Perspectives into the Private Wealth Management Industry

Posted on Kaye/Bassman’s Private Wealth Management Recruiting blog on April 12, 2013

Newton’s First Law

Regarding the proposed FINRA disclosure requirements concerning Enhanced Compensation, it comes as no surprise that the major firms are behind such a move.    Why?

It’s quite simple really.   Under the current deal terms offered by the top 4, the break-even point on a financial advisor producing $1M a year is 13.6 years.   I’d be happy to show you the math if you’re interested in seeing it.  If you approached any rational investor with a request for capital and told him or her that it would take 13 years to break even on your investment proposal I can promise you it would be a short conversation.

The only way the major firms would be willing to curb the escalating deal terms is to have FINRA craft a rule that would make changing firms less appealing to advisors.   If FINRA were to make a rule, it would create a level playing field and relieve any one firm from making the first move which would put them at a competitive disadvantage.   The fact that the industry Private Wealthframed such a rule under the pretext of protecting investors from conflicts of interest generates good PR, but that’s all it does.  If you do some deep analysis as to how many investors have been harmed as a result of enhanced compensation, you would find that there is statistically no difference in the relative number of customer complaints comparing the 2002-2007 and the 2007-2012 periods.

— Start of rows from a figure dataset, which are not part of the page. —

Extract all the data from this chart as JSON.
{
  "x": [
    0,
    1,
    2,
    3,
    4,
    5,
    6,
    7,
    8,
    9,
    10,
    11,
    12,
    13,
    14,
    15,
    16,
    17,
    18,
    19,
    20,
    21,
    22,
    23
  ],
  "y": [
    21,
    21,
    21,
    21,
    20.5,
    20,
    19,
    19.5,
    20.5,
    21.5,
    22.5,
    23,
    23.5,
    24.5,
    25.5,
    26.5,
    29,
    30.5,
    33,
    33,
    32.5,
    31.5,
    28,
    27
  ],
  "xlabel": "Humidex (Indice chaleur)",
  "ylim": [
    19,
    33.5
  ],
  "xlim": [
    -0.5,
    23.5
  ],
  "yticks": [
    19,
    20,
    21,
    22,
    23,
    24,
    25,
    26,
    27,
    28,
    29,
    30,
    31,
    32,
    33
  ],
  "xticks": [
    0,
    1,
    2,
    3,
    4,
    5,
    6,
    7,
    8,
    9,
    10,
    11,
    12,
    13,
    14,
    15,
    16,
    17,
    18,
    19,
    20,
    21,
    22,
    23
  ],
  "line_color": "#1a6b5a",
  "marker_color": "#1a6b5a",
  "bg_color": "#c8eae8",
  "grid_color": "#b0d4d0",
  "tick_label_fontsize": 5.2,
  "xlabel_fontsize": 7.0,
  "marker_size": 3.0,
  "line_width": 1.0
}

Looking forward once the rule is enacted, I believe you will see these major firms taking steps to modify compensation packages; ultimately resulting in a salary bonus model much like the one JP Morgan Private Bank now has.   Take a look at exactly what the proposal says, and draw your own conclusions as to whether or not this is the best time to make a change.   It’s also no surprise that the proposed rule comes when most of the best, top producing advisors still owe their firms too much from retention or recruiting loans.